Master’s in Illustration: Authorial Practice

Queer Iconography

I thought I’d share the first project I worked on for my master’s. It’s completely different from anything I’ve ever done before.

What I’ve done is create three 60-ish second looped animated gifs of icon-like works of art becoming and undoing. The subject of each work is a queer person. This is what I wrote about the first one, of Divine, in my research journal:

Every frame of each GIF is a stage in the process of making and unmaking an image of Divine from the publicity still of his breakthrough film Pink Flamingos. The image is never complete – I use different media, stick paper and images to it, paint over, pull the paper off, scrape paint off – and all the while the image jerks and warps because I took each photo from slightly different angles. I wasn’t attached to perfection and decided to be playful. There are some frames that show a quick flash of a religious icon of the Madonna and Child – a smiling reference to subliminal imagery, and to reinforce the fact that this work in continual progress is a religious icon itself.

Divine

Why?

Reading J Halberstam and Judith Butler, I have shown how queer lives can be seen as continually constructed and reconstructed, asserted and reasserted, in response to the monolithic societal norms. So I showed Divine in process, never whole, never finished.

Why Divine?

In Pink Flamingos Divine is “the filthiest person alive” and the whole film, billed as “an exercise in bad taste” attempts to be as abhorrent and offensive as possible. Divine is in competition to be the filthiest person with another couple, and naturally wins. The movie still is iconic – Divine is powerful, monstrous, beautiful in some weird way. My proposal aimed to focus on bringing the deviant into sacred space and Divine here is the epitome of deviance. Divine himself was someone who endured a huge amount of stigma because of his sexuality and I felt this powerful and tragic figure was irresistible for this project.

Why religious icons?

Because I love them. I love the low gold glowing from them as they flicker in the candlelight of Russian Orthodox churches. I am not Christian and was not raised that way but there is something numinous about them. More importantly, for this project, they represent something to aspire to – the lives of the saints are there to give moral instruction and support. Using Divine in this context is not ironic (although yes, I’ll grant you, it appears this way!) which leads me to…

Billy Tipton

What is this illustrating?

This project is my response to Mark Aguhar’s poem “Litanies to my Heavenly Brown Body”. The litanies express what is sacred – those things that are regarded often as profane – the queer, the fat, the people of colour, the unknowns. The litanies are assertions and reassertions of the inherent value, the inherent humanness (cf. Judith Butler) of the liminal people. I wanted to create a sacred space for queer liminal types, a space where they would be honoured and valued and yet still representative of the notion that queer lives must be continually made and remade in the face of heteronormativity.

Marsha P Johnson

How would this be displayed?

Ideally I would have four minute-long animations, that is, four animations that are 60 seconds long each, one queer saint for each. I submitted three in total – Divine, Billy Tipton (a jazz band leader who achieved some fame, married several women and only after death was discovered to have been assigned female at birth), and Marsha P Johnson (a black queer femme who is alleged to have started the Stonewall Riot). I imagine they would be back-projected through something like Polydraw, about a metre high, on the four walls of a small dark square room. There would be candles and incense. I imagine the space being a cube of two metres at every edge (though, it occurs to me, it would need a door).

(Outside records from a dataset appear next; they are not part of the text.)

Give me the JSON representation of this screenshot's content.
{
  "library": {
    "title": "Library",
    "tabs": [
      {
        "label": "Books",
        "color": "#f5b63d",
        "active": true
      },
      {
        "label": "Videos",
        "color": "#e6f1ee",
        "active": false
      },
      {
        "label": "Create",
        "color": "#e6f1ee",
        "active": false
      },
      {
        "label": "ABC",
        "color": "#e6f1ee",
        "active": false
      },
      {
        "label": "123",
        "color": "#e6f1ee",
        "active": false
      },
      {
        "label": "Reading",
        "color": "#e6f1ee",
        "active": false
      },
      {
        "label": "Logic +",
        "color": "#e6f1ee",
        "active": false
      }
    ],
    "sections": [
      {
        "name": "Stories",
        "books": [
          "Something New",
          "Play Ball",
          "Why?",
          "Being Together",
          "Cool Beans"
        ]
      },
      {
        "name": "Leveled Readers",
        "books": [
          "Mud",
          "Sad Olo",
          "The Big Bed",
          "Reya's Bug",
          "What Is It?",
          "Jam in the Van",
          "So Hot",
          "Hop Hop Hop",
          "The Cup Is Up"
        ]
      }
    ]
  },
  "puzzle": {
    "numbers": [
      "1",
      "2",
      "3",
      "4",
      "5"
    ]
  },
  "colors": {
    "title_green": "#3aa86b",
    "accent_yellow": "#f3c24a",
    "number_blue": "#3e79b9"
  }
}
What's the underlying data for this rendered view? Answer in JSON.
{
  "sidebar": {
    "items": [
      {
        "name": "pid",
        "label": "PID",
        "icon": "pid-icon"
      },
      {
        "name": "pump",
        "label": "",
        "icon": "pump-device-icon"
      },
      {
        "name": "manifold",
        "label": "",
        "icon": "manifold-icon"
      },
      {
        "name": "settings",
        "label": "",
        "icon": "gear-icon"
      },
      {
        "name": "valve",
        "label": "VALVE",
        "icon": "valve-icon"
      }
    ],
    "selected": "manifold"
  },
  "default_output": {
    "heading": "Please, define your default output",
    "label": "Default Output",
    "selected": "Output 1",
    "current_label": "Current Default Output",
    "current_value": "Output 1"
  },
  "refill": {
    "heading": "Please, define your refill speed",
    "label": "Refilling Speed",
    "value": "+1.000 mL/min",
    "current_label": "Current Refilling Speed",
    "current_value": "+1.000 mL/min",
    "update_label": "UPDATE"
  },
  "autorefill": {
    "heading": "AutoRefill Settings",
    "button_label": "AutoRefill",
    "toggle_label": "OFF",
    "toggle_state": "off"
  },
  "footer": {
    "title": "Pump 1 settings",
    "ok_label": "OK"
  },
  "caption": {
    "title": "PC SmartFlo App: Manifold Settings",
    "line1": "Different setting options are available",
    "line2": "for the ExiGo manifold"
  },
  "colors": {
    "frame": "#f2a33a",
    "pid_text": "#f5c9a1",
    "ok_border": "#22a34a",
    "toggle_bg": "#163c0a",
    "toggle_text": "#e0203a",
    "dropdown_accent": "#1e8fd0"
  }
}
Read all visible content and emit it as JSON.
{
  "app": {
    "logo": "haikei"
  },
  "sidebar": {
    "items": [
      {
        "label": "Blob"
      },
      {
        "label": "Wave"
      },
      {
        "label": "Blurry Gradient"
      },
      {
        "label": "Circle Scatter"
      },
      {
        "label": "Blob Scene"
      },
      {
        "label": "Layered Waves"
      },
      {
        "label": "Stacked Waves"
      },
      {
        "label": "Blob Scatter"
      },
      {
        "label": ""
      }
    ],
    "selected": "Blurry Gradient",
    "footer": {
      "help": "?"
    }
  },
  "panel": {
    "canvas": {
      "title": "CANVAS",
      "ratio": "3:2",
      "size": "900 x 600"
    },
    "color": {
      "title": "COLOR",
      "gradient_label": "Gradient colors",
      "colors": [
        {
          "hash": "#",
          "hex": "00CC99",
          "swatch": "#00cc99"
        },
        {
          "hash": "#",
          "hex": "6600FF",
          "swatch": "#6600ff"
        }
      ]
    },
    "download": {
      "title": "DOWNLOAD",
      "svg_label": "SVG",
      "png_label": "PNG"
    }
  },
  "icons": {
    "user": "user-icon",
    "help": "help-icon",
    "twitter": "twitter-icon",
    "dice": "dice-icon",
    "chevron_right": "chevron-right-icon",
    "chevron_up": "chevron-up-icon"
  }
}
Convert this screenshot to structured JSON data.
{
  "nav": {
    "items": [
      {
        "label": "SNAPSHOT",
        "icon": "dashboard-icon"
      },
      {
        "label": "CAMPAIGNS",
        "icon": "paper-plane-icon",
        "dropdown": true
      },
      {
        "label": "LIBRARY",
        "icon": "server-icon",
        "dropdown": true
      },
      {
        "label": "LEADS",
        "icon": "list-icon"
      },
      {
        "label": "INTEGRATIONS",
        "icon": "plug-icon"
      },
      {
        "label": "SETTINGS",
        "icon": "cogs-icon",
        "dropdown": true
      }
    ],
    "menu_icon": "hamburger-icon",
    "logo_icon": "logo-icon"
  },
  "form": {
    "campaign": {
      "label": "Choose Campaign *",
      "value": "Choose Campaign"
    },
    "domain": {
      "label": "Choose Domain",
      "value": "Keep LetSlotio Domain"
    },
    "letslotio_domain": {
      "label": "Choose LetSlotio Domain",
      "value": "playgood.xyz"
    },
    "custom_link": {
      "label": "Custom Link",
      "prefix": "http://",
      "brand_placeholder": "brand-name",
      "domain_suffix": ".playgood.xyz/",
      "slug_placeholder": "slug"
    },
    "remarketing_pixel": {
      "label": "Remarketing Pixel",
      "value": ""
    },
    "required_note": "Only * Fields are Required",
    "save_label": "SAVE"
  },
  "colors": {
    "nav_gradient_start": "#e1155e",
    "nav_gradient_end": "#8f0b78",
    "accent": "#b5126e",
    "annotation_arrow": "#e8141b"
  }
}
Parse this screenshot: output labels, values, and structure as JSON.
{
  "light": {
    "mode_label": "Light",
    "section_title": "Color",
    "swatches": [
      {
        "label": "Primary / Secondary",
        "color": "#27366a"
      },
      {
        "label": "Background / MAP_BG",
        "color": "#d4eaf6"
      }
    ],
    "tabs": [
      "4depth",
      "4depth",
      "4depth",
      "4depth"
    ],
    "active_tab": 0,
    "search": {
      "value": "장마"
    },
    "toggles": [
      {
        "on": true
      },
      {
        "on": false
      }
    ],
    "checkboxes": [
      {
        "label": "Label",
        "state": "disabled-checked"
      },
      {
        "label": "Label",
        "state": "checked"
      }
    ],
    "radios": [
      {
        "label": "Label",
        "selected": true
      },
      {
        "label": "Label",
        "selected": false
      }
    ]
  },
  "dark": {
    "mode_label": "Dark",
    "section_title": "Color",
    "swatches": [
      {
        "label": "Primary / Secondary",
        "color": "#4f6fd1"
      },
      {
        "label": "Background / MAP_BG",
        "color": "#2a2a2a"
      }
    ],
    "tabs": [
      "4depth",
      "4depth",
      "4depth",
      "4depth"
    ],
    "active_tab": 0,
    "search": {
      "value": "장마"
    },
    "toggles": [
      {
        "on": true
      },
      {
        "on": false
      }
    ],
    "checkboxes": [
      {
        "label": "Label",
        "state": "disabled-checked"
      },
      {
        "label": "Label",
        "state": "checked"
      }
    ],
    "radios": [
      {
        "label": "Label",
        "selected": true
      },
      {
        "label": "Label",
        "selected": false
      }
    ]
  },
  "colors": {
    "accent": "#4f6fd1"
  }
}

I’ll finish this post with a quote from Judith Butler, from Undoing Gender:

“[Queer persons] make us not only question what is real, and what “must” be, but they also show us how the norms that govern contemporary notions of reality can be questioned and how new modes of reality can become instituted. These practices of instituting new modes of reality take place in part through the scene of embodiment, where the body is not understood as a static and accomplished fact, but as an ageing process, a mode of becoming that, in becoming otherwise, exceeds the norm, reworks the norm, and makes us see how realities to which we thought we were confined are not written in stone. Some people have asked me what is the use of increasing possibilities for gender. I tend to answer: Possibility is not a luxury, it is as crucial as bread. I think we should not underestimate what the thought of the possible does for those for whom the very issue of survival is more urgent. If the answer to the question, is life possible, is yes, that is surely something significant.”